A report out of Duke University says the Great Recession had a multi-year negative impact on child well-being in America.
Though the recession occurred from 2007-2009, children felt the effects from the downturn through 2012.
Kenneth Land, a sociology professor at Duke, authored the study and said the recession was one of the worst for child well-being since researchers began tracking data in 1975.
“Families' economic well-being on average across American society were impacted by the great recession with increases in employment rates, with decreases in family incomes,” Land said.
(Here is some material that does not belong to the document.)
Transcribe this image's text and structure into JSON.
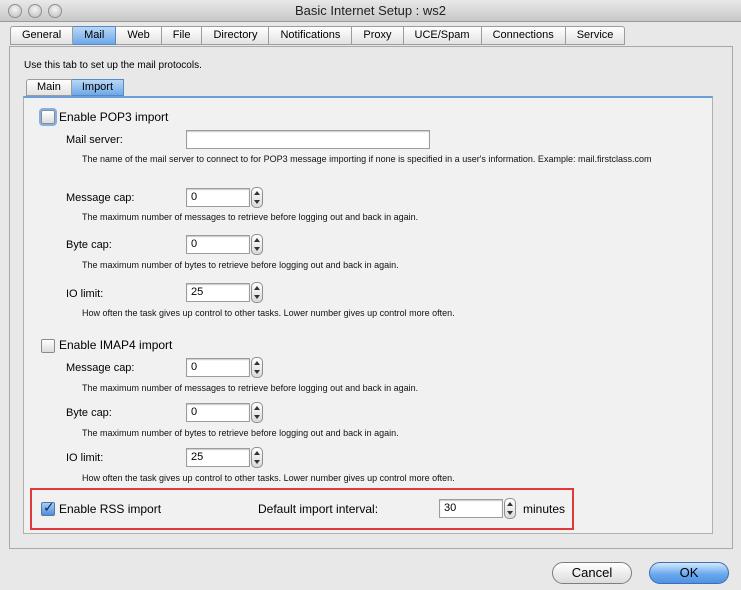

Every year, Duke publishes the Child Well-Being Index Report to analyze the status of child and youth well-being in America. Researchers track 28 time series such as social indicators, census data and national surveys; 1975 is the base year with an index of 100. A number greater than 100 indicates an improvement in child well-being compared to 1975 and vice versa.
The average indexes in 2007 and 2008 was 103.54, but then the recession began to take its toll. The number dropped to 102.34 in 2009, the greatest one-year difference since 1993. The dip continued until 2012 with an index of 101.71.
“The Great Recession – because it was great – it was large and long-lasting with a slow recovery period,” Land said. “This impact is larger than those of previous ones going back to the early 1980s.”
Child well-being took its biggest direct hit from the worsened economy. Families tightened the budget and income decreased. Child poverty also spiked, starting in 2007.
But there were indirect impacts to child well-being as well. The report cites a likely lack of funding for public preschools as the reason for lower enrollment there.
Still, not all was bad during the recession. Land said during recessions, there’s usually a lower circulation of people and goods, which could explain why fewer children were involved in violent crimes.
“With family household budgets cramped, it's more likely that they spent more time at home and in relatively protected environments which reduce their exposure to violent crime rates,” Land said.
More children also gained health insurance with the expansion of the Children’s Health Insurance Program and the rollout of the Affordable Care Act. Land said by 2013, almost 93 percent of children lived in families with health insurance.
Though the research mainly focuses on adolescents, Land said they also track some data for young adults. He said the rate of bachelor’s degrees steadily increased for 25-29 year olds during the recession.
“With the job market pretty sour, (there is) less competition to attract people away from continuing their education, so the rates accordingly show some increase,” Land said.
Since 2012’s index of 101.71, child well-being has improved in America. The latest numbers for 2014 show an index of 103.25, putting it back on par with pre-recession levels.